Ford (IW 500/8) has been at the fore in this movement for years, which we have dutifully covered here at IndustryWeek. As has Siemens (IW 1000/35) with its increasingly sci-fi PLM offerings. And with them, of course, is the real harbinger of the future, Google, which offers just about everything else.

But last night news broke that these three agents have combined forces to give the world its first clear view of how this future is really going to look.

It came in the form of Siemens' IntoSite application, which Ford will be soon begin piloting across several of its facilities.

According to Siemens, the software, which is one-part simulation, one-part communication, one part PLM and one part Google Earth is designed to help improve communication efficiency, globalization and standardization across a diverse array of manufacturing facilities and assembly plants.

It allows users to navigate plants and workstations virtually a la Google Earth, creating a "private virtual space where users can easily save and share materials, helping to better communication within plants and around the word," according to the official Siemens release.

For its part, a representative from Ford says the software will "increase the speed of adopting and implementation for our manufacturing teams around the word" in such a way that caters to "a world where visual communication now can be more effective than email."

And that sounds great.

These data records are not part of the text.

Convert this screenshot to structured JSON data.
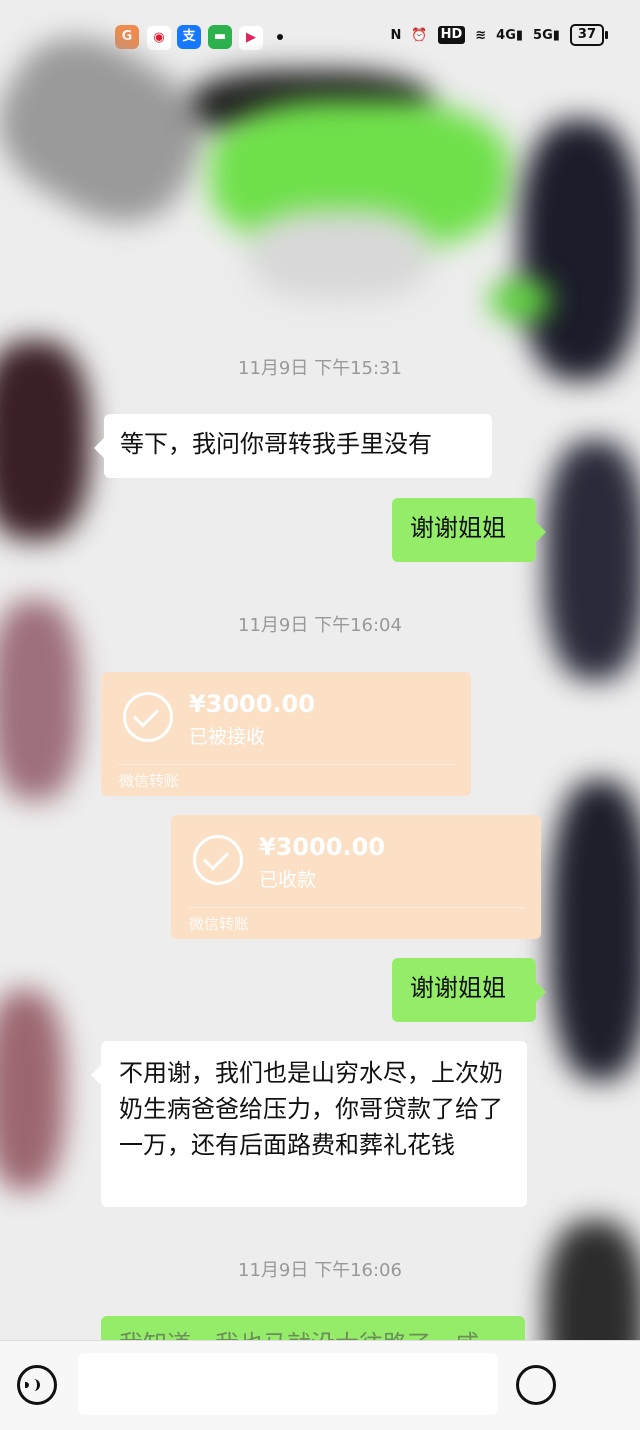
{
  "status_bar": {
    "network_4g": "4G",
    "network_5g": "5G",
    "hd": "HD",
    "battery": "37"
  },
  "messages": {
    "time1": "11月9日 下午15:31",
    "m1": "等下，我问你哥转我手里没有",
    "m2": "谢谢姐姐",
    "time2": "11月9日 下午16:04",
    "t1_amount": "¥3000.00",
    "t1_state": "已被接收",
    "t1_src": "微信转账",
    "t2_amount": "¥3000.00",
    "t2_state": "已收款",
    "t2_src": "微信转账",
    "m3": "谢谢姐姐",
    "m4": "不用谢，我们也是山穷水尽，上次奶奶生病爸爸给压力，你哥贷款了给了一万，还有后面路费和葬礼花钱",
    "time3": "11月9日 下午16:06",
    "m5_partial": "我知道，我也马就没大往路了一咸"
  },
  "input_bar": {
    "placeholder": ""
  }
}
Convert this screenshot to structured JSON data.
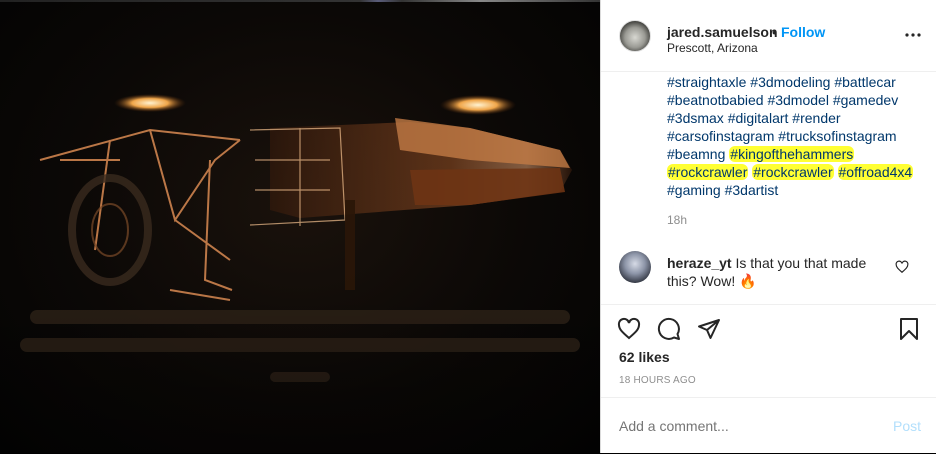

It sounds very much like the future we've been waiting for.

But what's really exciting here, as Fords' Marty Smets, describes the video below, is how far the list of possible applications extends and how there doesn't seem to be any end to them in sight. No one really knows how this will work, what benefits it will offer, or how much value it will add. All they know is that the potential is huge.

It is, as it stands, an open experiment in the physical/virtual merger in the industrial space. From it, success of failure, value or none, we'll see a model form on how this next evolution of manufacturing software is going to shape the future of industry.